There was something of truth and falsehood in the art formless-gleam had taught him. The art that had so far departed from the original form she'd shown him that it was hardly fair to call it the same technique anymore. It would need a name of its own soon.
Beneath the mulberry tree, sitting next to the strange human, orange-crest meditated upon his techniques.
Golden leaves, and golden qi, imperial fortune flowing unseen through the skies.
Falsehood, beneath the secrets of his arts, and writ upon his very qi.
The simian nature he refused to discard when offered the chance, yet now sought to conceal.
The destiny of all great monkeys that Sun Wuming had spoken of. The fate of Wukong, who had stood against the world, and both won and lost. The fate of his master, who had found only defeat in the same furious rebellion. The fate of Daji, whose story he still hardly knew, and her tragic blood.
So many lives trodden underfoot like autumn leaves by Heaven above. And no fewer, he suspected, threshed apart by this Empire of Xiao, and the sects that his master had loved and hated, upon the earth below.

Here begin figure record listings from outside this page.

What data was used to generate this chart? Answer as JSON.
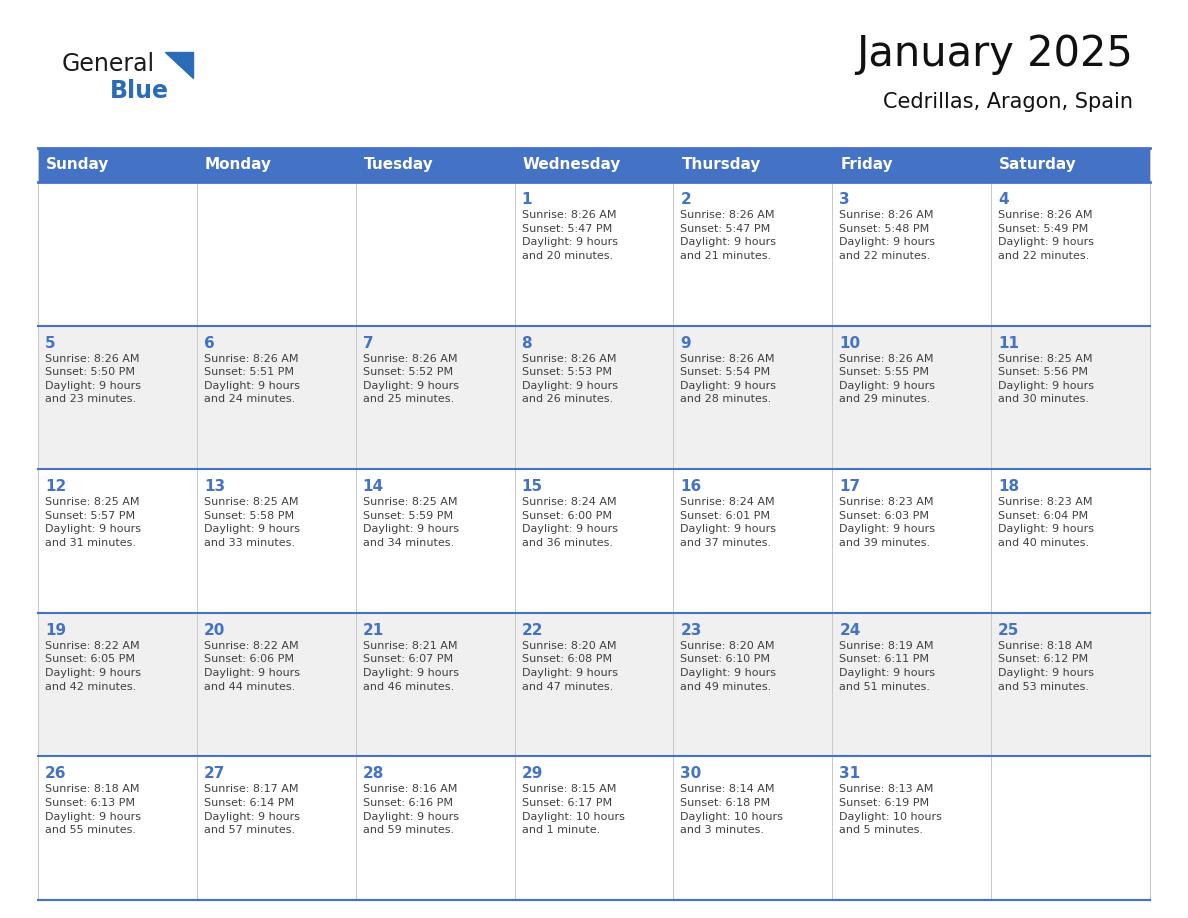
{
  "title": "January 2025",
  "subtitle": "Cedrillas, Aragon, Spain",
  "header_color": "#4472C4",
  "header_text_color": "#FFFFFF",
  "cell_bg_color": "#FFFFFF",
  "cell_alt_bg_color": "#F0F0F0",
  "day_number_color": "#4472C4",
  "text_color": "#404040",
  "border_color": "#4472C4",
  "separator_color": "#B0B8D0",
  "days_of_week": [
    "Sunday",
    "Monday",
    "Tuesday",
    "Wednesday",
    "Thursday",
    "Friday",
    "Saturday"
  ],
  "weeks": [
    [
      {
        "day": "",
        "info": ""
      },
      {
        "day": "",
        "info": ""
      },
      {
        "day": "",
        "info": ""
      },
      {
        "day": "1",
        "info": "Sunrise: 8:26 AM\nSunset: 5:47 PM\nDaylight: 9 hours\nand 20 minutes."
      },
      {
        "day": "2",
        "info": "Sunrise: 8:26 AM\nSunset: 5:47 PM\nDaylight: 9 hours\nand 21 minutes."
      },
      {
        "day": "3",
        "info": "Sunrise: 8:26 AM\nSunset: 5:48 PM\nDaylight: 9 hours\nand 22 minutes."
      },
      {
        "day": "4",
        "info": "Sunrise: 8:26 AM\nSunset: 5:49 PM\nDaylight: 9 hours\nand 22 minutes."
      }
    ],
    [
      {
        "day": "5",
        "info": "Sunrise: 8:26 AM\nSunset: 5:50 PM\nDaylight: 9 hours\nand 23 minutes."
      },
      {
        "day": "6",
        "info": "Sunrise: 8:26 AM\nSunset: 5:51 PM\nDaylight: 9 hours\nand 24 minutes."
      },
      {
        "day": "7",
        "info": "Sunrise: 8:26 AM\nSunset: 5:52 PM\nDaylight: 9 hours\nand 25 minutes."
      },
      {
        "day": "8",
        "info": "Sunrise: 8:26 AM\nSunset: 5:53 PM\nDaylight: 9 hours\nand 26 minutes."
      },
      {
        "day": "9",
        "info": "Sunrise: 8:26 AM\nSunset: 5:54 PM\nDaylight: 9 hours\nand 28 minutes."
      },
      {
        "day": "10",
        "info": "Sunrise: 8:26 AM\nSunset: 5:55 PM\nDaylight: 9 hours\nand 29 minutes."
      },
      {
        "day": "11",
        "info": "Sunrise: 8:25 AM\nSunset: 5:56 PM\nDaylight: 9 hours\nand 30 minutes."
      }
    ],
    [
      {
        "day": "12",
        "info": "Sunrise: 8:25 AM\nSunset: 5:57 PM\nDaylight: 9 hours\nand 31 minutes."
      },
      {
        "day": "13",
        "info": "Sunrise: 8:25 AM\nSunset: 5:58 PM\nDaylight: 9 hours\nand 33 minutes."
      },
      {
        "day": "14",
        "info": "Sunrise: 8:25 AM\nSunset: 5:59 PM\nDaylight: 9 hours\nand 34 minutes."
      },
      {
        "day": "15",
        "info": "Sunrise: 8:24 AM\nSunset: 6:00 PM\nDaylight: 9 hours\nand 36 minutes."
      },
      {
        "day": "16",
        "info": "Sunrise: 8:24 AM\nSunset: 6:01 PM\nDaylight: 9 hours\nand 37 minutes."
      },
      {
        "day": "17",
        "info": "Sunrise: 8:23 AM\nSunset: 6:03 PM\nDaylight: 9 hours\nand 39 minutes."
      },
      {
        "day": "18",
        "info": "Sunrise: 8:23 AM\nSunset: 6:04 PM\nDaylight: 9 hours\nand 40 minutes."
      }
    ],
    [
      {
        "day": "19",
        "info": "Sunrise: 8:22 AM\nSunset: 6:05 PM\nDaylight: 9 hours\nand 42 minutes."
      },
      {
        "day": "20",
        "info": "Sunrise: 8:22 AM\nSunset: 6:06 PM\nDaylight: 9 hours\nand 44 minutes."
      },
      {
        "day": "21",
        "info": "Sunrise: 8:21 AM\nSunset: 6:07 PM\nDaylight: 9 hours\nand 46 minutes."
      },
      {
        "day": "22",
        "info": "Sunrise: 8:20 AM\nSunset: 6:08 PM\nDaylight: 9 hours\nand 47 minutes."
      },
      {
        "day": "23",
        "info": "Sunrise: 8:20 AM\nSunset: 6:10 PM\nDaylight: 9 hours\nand 49 minutes."
      },
      {
        "day": "24",
        "info": "Sunrise: 8:19 AM\nSunset: 6:11 PM\nDaylight: 9 hours\nand 51 minutes."
      },
      {
        "day": "25",
        "info": "Sunrise: 8:18 AM\nSunset: 6:12 PM\nDaylight: 9 hours\nand 53 minutes."
      }
    ],
    [
      {
        "day": "26",
        "info": "Sunrise: 8:18 AM\nSunset: 6:13 PM\nDaylight: 9 hours\nand 55 minutes."
      },
      {
        "day": "27",
        "info": "Sunrise: 8:17 AM\nSunset: 6:14 PM\nDaylight: 9 hours\nand 57 minutes."
      },
      {
        "day": "28",
        "info": "Sunrise: 8:16 AM\nSunset: 6:16 PM\nDaylight: 9 hours\nand 59 minutes."
      },
      {
        "day": "29",
        "info": "Sunrise: 8:15 AM\nSunset: 6:17 PM\nDaylight: 10 hours\nand 1 minute."
      },
      {
        "day": "30",
        "info": "Sunrise: 8:14 AM\nSunset: 6:18 PM\nDaylight: 10 hours\nand 3 minutes."
      },
      {
        "day": "31",
        "info": "Sunrise: 8:13 AM\nSunset: 6:19 PM\nDaylight: 10 hours\nand 5 minutes."
      },
      {
        "day": "",
        "info": ""
      }
    ]
  ],
  "logo_general_color": "#1a1a1a",
  "logo_blue_color": "#2B6CB8",
  "title_fontsize": 30,
  "subtitle_fontsize": 15,
  "header_fontsize": 11,
  "day_num_fontsize": 11,
  "cell_text_fontsize": 8
}
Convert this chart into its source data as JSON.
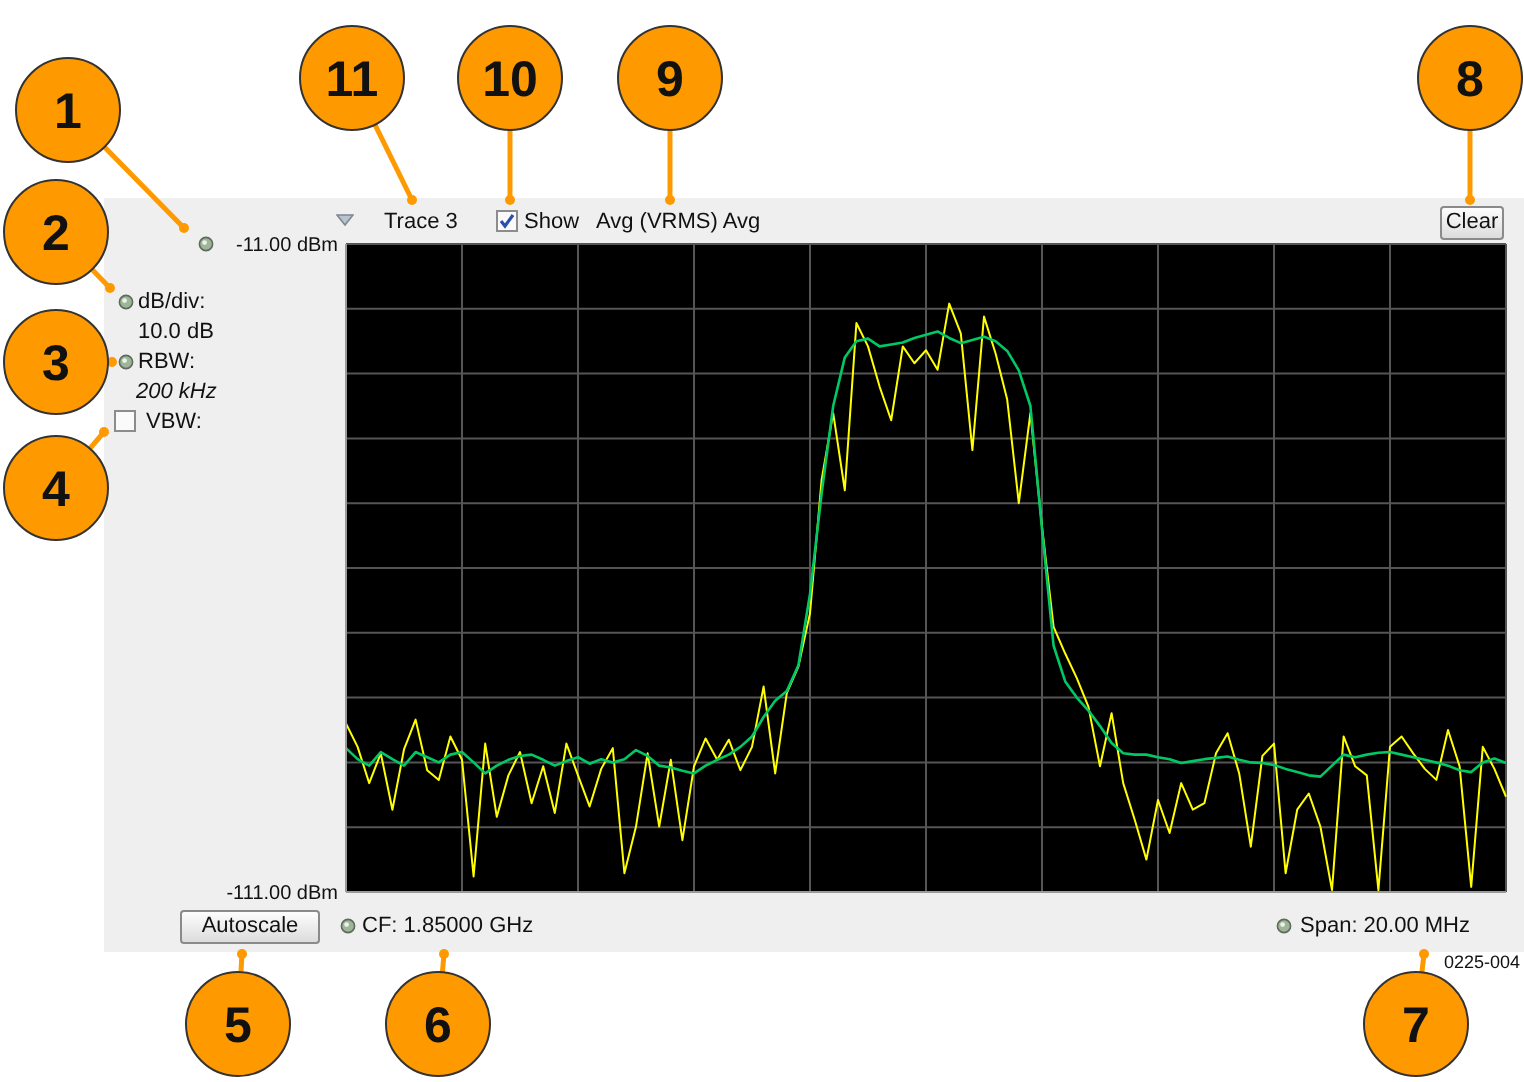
{
  "chart_data": {
    "type": "line",
    "categories": [
      null,
      null,
      null,
      null,
      null,
      null,
      null,
      null,
      null,
      null,
      null,
      null,
      null,
      null,
      null,
      null,
      null,
      null,
      null,
      null,
      null,
      null,
      null,
      null,
      null,
      null,
      null,
      null,
      null,
      null,
      null,
      null,
      null,
      null,
      null,
      null,
      null,
      null,
      null,
      null,
      null,
      null,
      null,
      null,
      null,
      null,
      null,
      null,
      null,
      null,
      null,
      null,
      null,
      null,
      null,
      null,
      null,
      null,
      null,
      null,
      null,
      null,
      null,
      null,
      null,
      null,
      null,
      null,
      null,
      null,
      null,
      null,
      null,
      null,
      null,
      null,
      null,
      null,
      null,
      null,
      null,
      null,
      null,
      null,
      null,
      null,
      null,
      null,
      null,
      null,
      null,
      null,
      null,
      null,
      null,
      null,
      null,
      null,
      null,
      null,
      null
    ],
    "series": [
      {
        "color": "#ffff00",
        "values": [
          -85,
          -88.6,
          -94.2,
          -89.6,
          -98.3,
          -89,
          -84.4,
          -92.2,
          -93.7,
          -87,
          -90.6,
          -108.6,
          -88.1,
          -99.4,
          -93,
          -89.4,
          -97.3,
          -91.6,
          -98.8,
          -88.1,
          -93,
          -97.8,
          -92,
          -88.8,
          -108.1,
          -100.9,
          -89.6,
          -100.9,
          -90.6,
          -103,
          -91.6,
          -87.3,
          -90.6,
          -87.5,
          -92.2,
          -88.6,
          -79.3,
          -92.7,
          -80.3,
          -76.2,
          -68,
          -47.4,
          -37.1,
          -49,
          -23.2,
          -26.8,
          -33,
          -38.2,
          -26.8,
          -29.4,
          -27.4,
          -30.4,
          -20.2,
          -24.8,
          -42.8,
          -22.2,
          -27.9,
          -35,
          -51,
          -37.1,
          -54.6,
          -70.1,
          -74.2,
          -78,
          -82.4,
          -91.6,
          -83.4,
          -94.2,
          -99.9,
          -106,
          -96.8,
          -101.9,
          -94.2,
          -98.3,
          -97.3,
          -89.6,
          -86.5,
          -92.7,
          -104,
          -90,
          -88.1,
          -108.1,
          -98.3,
          -95.8,
          -100.9,
          -110.7,
          -87,
          -91.6,
          -93,
          -110.7,
          -88.6,
          -87,
          -89.6,
          -92,
          -93.7,
          -86,
          -91.6,
          -110.2,
          -88.6,
          -92,
          -96.3
        ]
      },
      {
        "color": "#00c864",
        "values": [
          -88.8,
          -90.5,
          -91.5,
          -89.4,
          -90.5,
          -91.5,
          -89.4,
          -90.2,
          -91,
          -89.8,
          -89.4,
          -91,
          -92.7,
          -91.5,
          -90.6,
          -90,
          -89.8,
          -90.6,
          -91.5,
          -90.8,
          -90.2,
          -91.2,
          -90.5,
          -91,
          -90.5,
          -89.1,
          -90,
          -91.5,
          -91.8,
          -92.3,
          -92.7,
          -91.5,
          -90.6,
          -89.8,
          -88.6,
          -87,
          -84,
          -81.5,
          -80,
          -76,
          -65,
          -49.5,
          -36,
          -28.5,
          -26,
          -25.6,
          -26.8,
          -26.5,
          -26.2,
          -25.5,
          -25,
          -24.5,
          -25.5,
          -26.3,
          -25.8,
          -25.3,
          -26,
          -27.5,
          -30.5,
          -36,
          -55,
          -73,
          -78.5,
          -81,
          -83,
          -85.4,
          -88,
          -89.6,
          -89.8,
          -89.8,
          -90.2,
          -90.5,
          -91.1,
          -90.8,
          -90.5,
          -90.3,
          -90.1,
          -90.6,
          -91,
          -91.1,
          -91.4,
          -92,
          -92.5,
          -93,
          -93.2,
          -91.5,
          -89.8,
          -90.2,
          -89.8,
          -89.5,
          -89.4,
          -89.8,
          -90.2,
          -90.6,
          -91,
          -91.5,
          -92.2,
          -92.5,
          -91,
          -90.4,
          -91.1
        ]
      }
    ],
    "ylim": [
      -111,
      -11
    ],
    "yticks": [
      {
        "value": -11,
        "label": "-11.00 dBm"
      },
      {
        "value": -21,
        "label": null
      },
      {
        "value": -31,
        "label": null
      },
      {
        "value": -41,
        "label": null
      },
      {
        "value": -51,
        "label": null
      },
      {
        "value": -61,
        "label": null
      },
      {
        "value": -71,
        "label": null
      },
      {
        "value": -81,
        "label": null
      },
      {
        "value": -91,
        "label": null
      },
      {
        "value": -101,
        "label": null
      },
      {
        "value": -111,
        "label": "-111.00 dBm"
      }
    ],
    "grid": true,
    "tick_labels": "y",
    "annotations": [
      "1",
      "2",
      "3",
      "4",
      "5",
      "6",
      "7",
      "8",
      "9",
      "10",
      "11",
      "Trace 3",
      "Show",
      "Avg (VRMS) Avg",
      "Clear",
      "dB/div:",
      "10.0 dB",
      "RBW:",
      "200 kHz",
      "VBW:",
      "Autoscale",
      "CF: 1.85000 GHz",
      "Span: 20.00 MHz",
      "0225-004"
    ]
  }
}
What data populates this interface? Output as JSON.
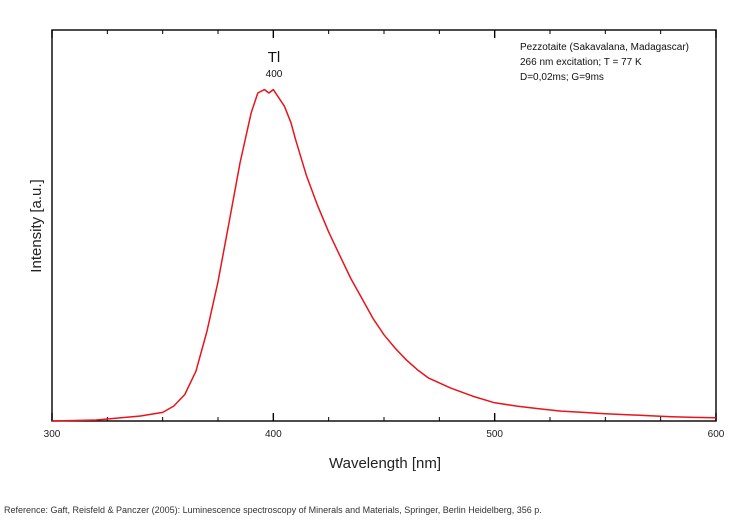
{
  "chart_data": {
    "type": "line",
    "xlabel": "Wavelength [nm]",
    "ylabel": "Intensity [a.u.]",
    "xlim": [
      300,
      600
    ],
    "ylim": [
      0,
      1.18
    ],
    "x_ticks": [
      300,
      400,
      500,
      600
    ],
    "y_tick_labels_shown": false,
    "grid": false,
    "series": [
      {
        "color": "#e8141c",
        "x": [
          300,
          320,
          340,
          350,
          355,
          360,
          365,
          370,
          375,
          380,
          385,
          390,
          393,
          396,
          398,
          400,
          402,
          405,
          408,
          410,
          415,
          420,
          425,
          430,
          435,
          440,
          445,
          450,
          455,
          460,
          465,
          470,
          480,
          490,
          500,
          510,
          520,
          530,
          540,
          550,
          560,
          570,
          580,
          590,
          600
        ],
        "values": [
          0.0,
          0.003,
          0.015,
          0.026,
          0.045,
          0.08,
          0.15,
          0.27,
          0.42,
          0.6,
          0.78,
          0.93,
          0.99,
          1.0,
          0.99,
          1.0,
          0.98,
          0.95,
          0.9,
          0.85,
          0.74,
          0.65,
          0.57,
          0.5,
          0.43,
          0.37,
          0.31,
          0.26,
          0.22,
          0.185,
          0.155,
          0.13,
          0.1,
          0.075,
          0.055,
          0.045,
          0.037,
          0.03,
          0.026,
          0.022,
          0.019,
          0.016,
          0.013,
          0.011,
          0.01
        ]
      }
    ],
    "annotations": [
      {
        "text": "Tl",
        "x": 400
      },
      {
        "text": "400",
        "x": 400
      }
    ],
    "legend_text": [
      "Pezzotaite (Sakavalana, Madagascar)",
      "266 nm excitation; T = 77 K",
      "D=0,02ms; G=9ms"
    ],
    "legend_position": "top-right"
  },
  "reference": "Reference: Gaft, Reisfeld & Panczer (2005): Luminescence spectroscopy of Minerals and Materials, Springer, Berlin Heidelberg, 356 p."
}
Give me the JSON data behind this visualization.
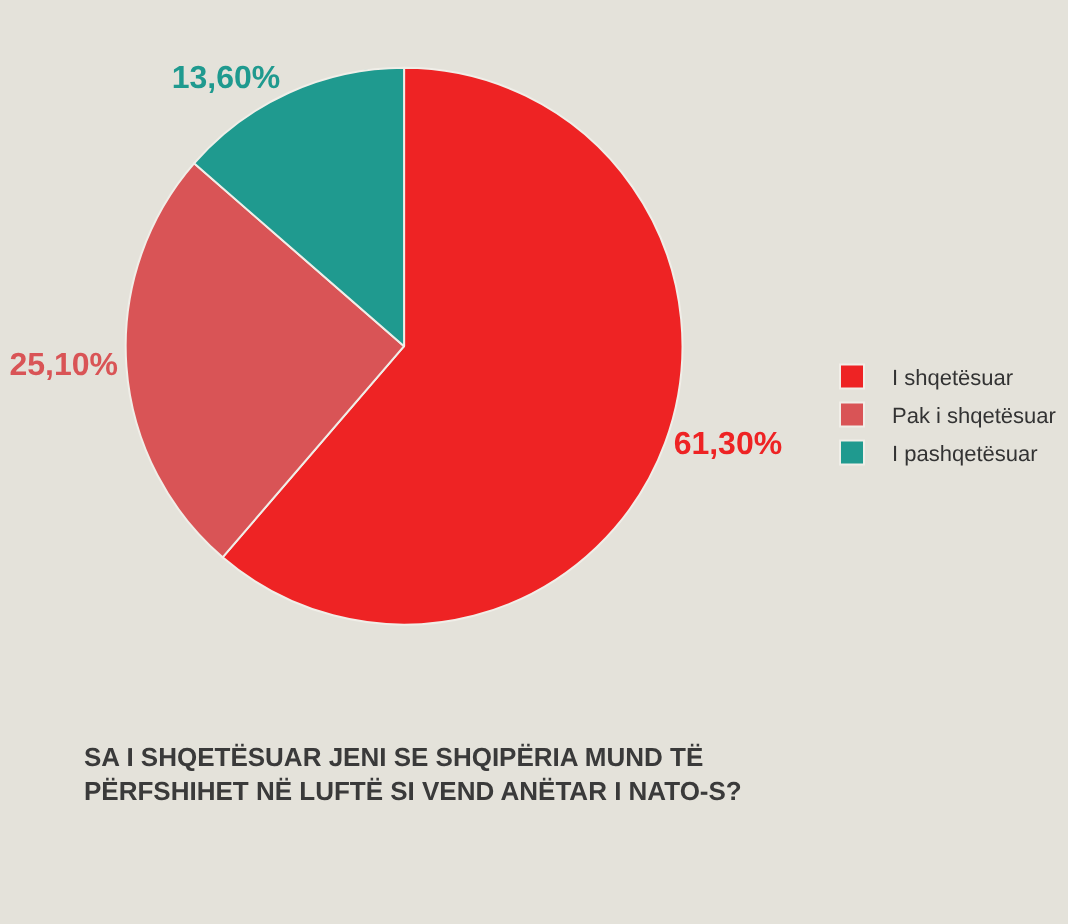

It was all too much. Orange-crest just wanted to do something that was unambiguously good, something that didn't make him second-guess himself at every turn. To learn the secrets of medicine and cure the ailing, perhaps. A stepping stone that would help him cure his master, and perhaps red-eyes as well. He would learn faster by doing than he could hope to through books alone. Yet what human doctor would teach a monkey? He'd found one master so open-minded, he doubted he would find a second.
Orange-crest had just wanted to see past the horizon. To stand joyous and free. Yet every thoughtless step had drawn him deeper into a world of hidden depths. He thought he'd known who he wished to be, but now, without Li Xun, he was unmoored anew.
Orange-crest cracked his eyes open. This man, beneath the mulberry tree. He didn't seem like the sort of fellow who was troubled by all of these heavy thoughts. He looked so peaceful that even the orange-crest of Mount Yuelu would have envied the skill with which he dozed away the day.
As orange-crest struggled to fit together the many fragmented truths he hoped would one day set into his foundation, he waited to see what the other humans would make of this restful wanderer. To see if he could be what orange-crest sought.